Freshly Picked: Tingles Rosy Rupeeland [import] review

Oct 31, 2007

Hang on, isn’t Wario supposed to be the Nintendo character who’s all about the cash? We’re only asking because having played numerous games where the fat yellow AntiMario jumps through hoops just for a sniff at a chest of treasure, it’s strange to see somebody steal his main personality flaw, and do it so extravagantly.

In the Rosy Rupeeland, Tingle is money. The rupee is the only language anyone is willing to speak, and our hero actually bleeds the stuff whenever he gets hurt in a fight, which is often. It’s as though Nintendo didn’t want to tarnish Wario’s sheen of semi-respectability, and instead made poor, expendable Tingle the star of the most Warioesque game ever.

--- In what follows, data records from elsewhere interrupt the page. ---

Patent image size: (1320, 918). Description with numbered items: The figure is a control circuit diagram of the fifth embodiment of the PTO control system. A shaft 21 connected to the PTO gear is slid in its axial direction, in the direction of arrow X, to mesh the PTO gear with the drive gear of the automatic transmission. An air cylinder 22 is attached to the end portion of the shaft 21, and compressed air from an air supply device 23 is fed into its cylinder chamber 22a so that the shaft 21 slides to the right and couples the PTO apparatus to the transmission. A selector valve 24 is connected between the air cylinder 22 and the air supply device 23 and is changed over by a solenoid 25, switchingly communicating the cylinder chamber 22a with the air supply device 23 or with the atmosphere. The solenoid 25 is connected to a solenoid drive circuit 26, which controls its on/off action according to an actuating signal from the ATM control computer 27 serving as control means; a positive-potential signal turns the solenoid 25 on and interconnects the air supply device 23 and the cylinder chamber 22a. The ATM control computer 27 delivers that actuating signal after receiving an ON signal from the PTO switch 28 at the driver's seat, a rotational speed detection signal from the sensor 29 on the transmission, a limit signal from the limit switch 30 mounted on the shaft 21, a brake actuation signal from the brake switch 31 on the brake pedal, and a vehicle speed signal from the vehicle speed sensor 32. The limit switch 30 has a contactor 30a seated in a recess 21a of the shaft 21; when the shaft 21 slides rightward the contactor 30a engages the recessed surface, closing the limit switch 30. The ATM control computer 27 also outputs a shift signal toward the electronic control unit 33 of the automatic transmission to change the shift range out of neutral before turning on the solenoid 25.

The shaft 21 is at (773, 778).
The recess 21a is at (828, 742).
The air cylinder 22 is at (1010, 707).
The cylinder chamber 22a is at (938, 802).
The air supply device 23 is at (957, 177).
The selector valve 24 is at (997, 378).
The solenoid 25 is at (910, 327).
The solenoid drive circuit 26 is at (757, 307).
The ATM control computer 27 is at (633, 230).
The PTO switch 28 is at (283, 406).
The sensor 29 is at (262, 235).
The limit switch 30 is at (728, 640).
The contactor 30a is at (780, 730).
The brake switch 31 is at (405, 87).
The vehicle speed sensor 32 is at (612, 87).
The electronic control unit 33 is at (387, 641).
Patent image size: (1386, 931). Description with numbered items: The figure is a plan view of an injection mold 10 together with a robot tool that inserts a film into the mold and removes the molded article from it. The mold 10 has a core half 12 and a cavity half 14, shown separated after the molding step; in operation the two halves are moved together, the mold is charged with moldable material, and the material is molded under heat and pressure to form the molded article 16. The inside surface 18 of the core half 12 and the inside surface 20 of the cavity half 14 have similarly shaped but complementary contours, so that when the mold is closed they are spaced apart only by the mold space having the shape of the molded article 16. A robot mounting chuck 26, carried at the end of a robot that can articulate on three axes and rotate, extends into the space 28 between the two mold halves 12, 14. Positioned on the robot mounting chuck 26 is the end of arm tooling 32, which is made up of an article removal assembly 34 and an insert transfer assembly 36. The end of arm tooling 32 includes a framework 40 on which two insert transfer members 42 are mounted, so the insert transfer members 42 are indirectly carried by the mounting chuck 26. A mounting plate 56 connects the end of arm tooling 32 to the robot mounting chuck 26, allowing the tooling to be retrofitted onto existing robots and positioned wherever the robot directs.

It’s easy to feel sorry for him, especially since the plot revolves around Tingle being duped by the sinister Uncle Rupee, who runs the kind of religious organisation in which godliness is second to the true believer’s willingness to part with large sums of money.

Uncle Rupee promises Tingle a tower to the heavens, which can only be built by throwing coins into a sort of wishing pond. To be fair, it does actually work as promised, but because Tingle is transformed into a being whose life blood and bank balance are one and the same thing, any loss of savings comes at a high price.